The conversation wandered in many interesting directions, including a discussion of series books versus standalones, and I learned more about the origins of Peter Ash in general and the writing of Tear It Down in particular. Petrie (like the dish) lives in Milwaukee and Rader-Day lives in the Chicago suburbs so the evening felt like a nice way to get to know and support local/regional authors and I would have happily sat and listened to another two-hours-worth of stories.

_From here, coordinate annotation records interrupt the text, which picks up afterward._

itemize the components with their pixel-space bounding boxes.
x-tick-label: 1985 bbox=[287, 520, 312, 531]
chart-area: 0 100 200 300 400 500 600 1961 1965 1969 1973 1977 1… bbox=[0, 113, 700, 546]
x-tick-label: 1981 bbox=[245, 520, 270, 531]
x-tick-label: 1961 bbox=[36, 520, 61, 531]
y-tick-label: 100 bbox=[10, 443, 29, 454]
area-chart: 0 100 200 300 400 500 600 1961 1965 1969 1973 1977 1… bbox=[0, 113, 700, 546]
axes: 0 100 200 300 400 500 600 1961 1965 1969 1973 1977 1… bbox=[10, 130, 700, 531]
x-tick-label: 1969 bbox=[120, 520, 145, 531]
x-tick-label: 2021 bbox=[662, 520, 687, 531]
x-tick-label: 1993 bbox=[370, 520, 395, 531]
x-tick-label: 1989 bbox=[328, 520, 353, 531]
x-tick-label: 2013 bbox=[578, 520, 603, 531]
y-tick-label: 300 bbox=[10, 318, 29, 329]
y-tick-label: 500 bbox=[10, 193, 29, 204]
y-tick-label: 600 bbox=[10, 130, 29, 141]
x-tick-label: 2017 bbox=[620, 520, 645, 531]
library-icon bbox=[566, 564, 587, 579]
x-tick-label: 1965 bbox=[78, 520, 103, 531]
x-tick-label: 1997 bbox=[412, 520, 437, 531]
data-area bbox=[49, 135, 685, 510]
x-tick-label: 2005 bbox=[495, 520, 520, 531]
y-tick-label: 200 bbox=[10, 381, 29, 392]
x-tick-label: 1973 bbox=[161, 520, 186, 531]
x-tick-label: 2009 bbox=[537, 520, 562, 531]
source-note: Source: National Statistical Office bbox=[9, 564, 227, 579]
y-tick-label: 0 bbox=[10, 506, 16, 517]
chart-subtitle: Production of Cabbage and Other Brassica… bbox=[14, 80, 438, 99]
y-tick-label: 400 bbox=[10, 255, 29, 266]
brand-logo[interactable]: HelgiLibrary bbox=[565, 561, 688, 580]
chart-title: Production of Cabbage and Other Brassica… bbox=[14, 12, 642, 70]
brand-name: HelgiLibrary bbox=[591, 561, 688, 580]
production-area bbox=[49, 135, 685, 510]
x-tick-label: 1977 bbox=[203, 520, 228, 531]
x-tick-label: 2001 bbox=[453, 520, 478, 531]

After all that, I was eager to get to my signed copy of Tear It Down and find out what trouble Peter Ash was going to get into in Memphis. I was not disappointed. One of the things that I appreciate about Petrie’s series, the first being The Drifter, is that Peter is evolving over the course of the books. Not changing completely but rather slowly getting a handle on the “white static” he feels in enclosed spaces and developing a closer relationship with the feisty June Cassidy but also realizing that there are some aspects to his new post-war personality that he won’t ever be able to leave behind. The fact that June recognizes this too is part of what sets the plot of Tear It Down in motion.
Sensing Peter’s growing restlessness, June sends him to Memphis to help out her friend, Wanda Wyatt, a photojournalist who has worked in a number of war zones but is now taking pictures in inner-city Memphis and preparing for a big art show in New York. Wanda recently bought and moved into a historic but run-down building and has been getting death threats. Not long before Peter arrives, the threats turn into action when somebody drives a huge dump truck into the front of Wanda’s building. This situation calls for Peter to act as contractor and sleuth as he sets out to help repair the building (or figure out if it’s worth repairing) and figure out who has it in for Wanda and why.
However, this isn’t just Peter’s story. It’s the story of Eli Bell, a fifteen-year-old African-American street kid and musician, living in Memphis without any family and whose friends coerce him into taking part in a robbery. At first, it seems the jewelry store in a suburban mall is easy pickings, but when the job goes horribly wrong, Eli finds himself on the run both from the police and a powerful drug lord.
It’s also the story of Albert Burkitts, a middle-aged white man who in an attempt to hang onto the family farm, has turned to running a wild hog butchering business. His body is falling apart after years of labor and one bad farming accident, and he finds himself needing more and more pain pills to make it through the day. He also realizes he can no longer control his younger brother, Judah Lee, recently released from prison and in full-on white supremacist mode. Judah Lee is becoming dangerously fixated on recovering the family fortune, which lore has it was hidden in a house in Memphis before the Civil War.
Seeing how all these characters come together is part of what makes this novel so powerful and addictive. Once again, Peter calls on his friend, Lewis, for back up. In the tradition of Spenser’s Hawk or Myron Bolitar’s Win, Lewis comes with a “particular set of skills.” However, as has been hinted at all along, Lewis’s backstory does not just involve the streets of Milwaukee, and that idea is developed a bit further here. The dynamics between Peter and Lewis are a joy to read—both witty banter and real understanding—and the racial issues that arise in this novel only deepen their relationship.
Petrie creates a cast of characters that feel real—both ones you want to get to know better and others you would cross the street (or the country) to avoid. However, he also sets this novel in a Memphis that is not all Elvis and Sun Studio and I appreciate that. At this point, I will pretty much follow Peter Ash wherever he goes, but this novel is a trip I would recommend to anyone.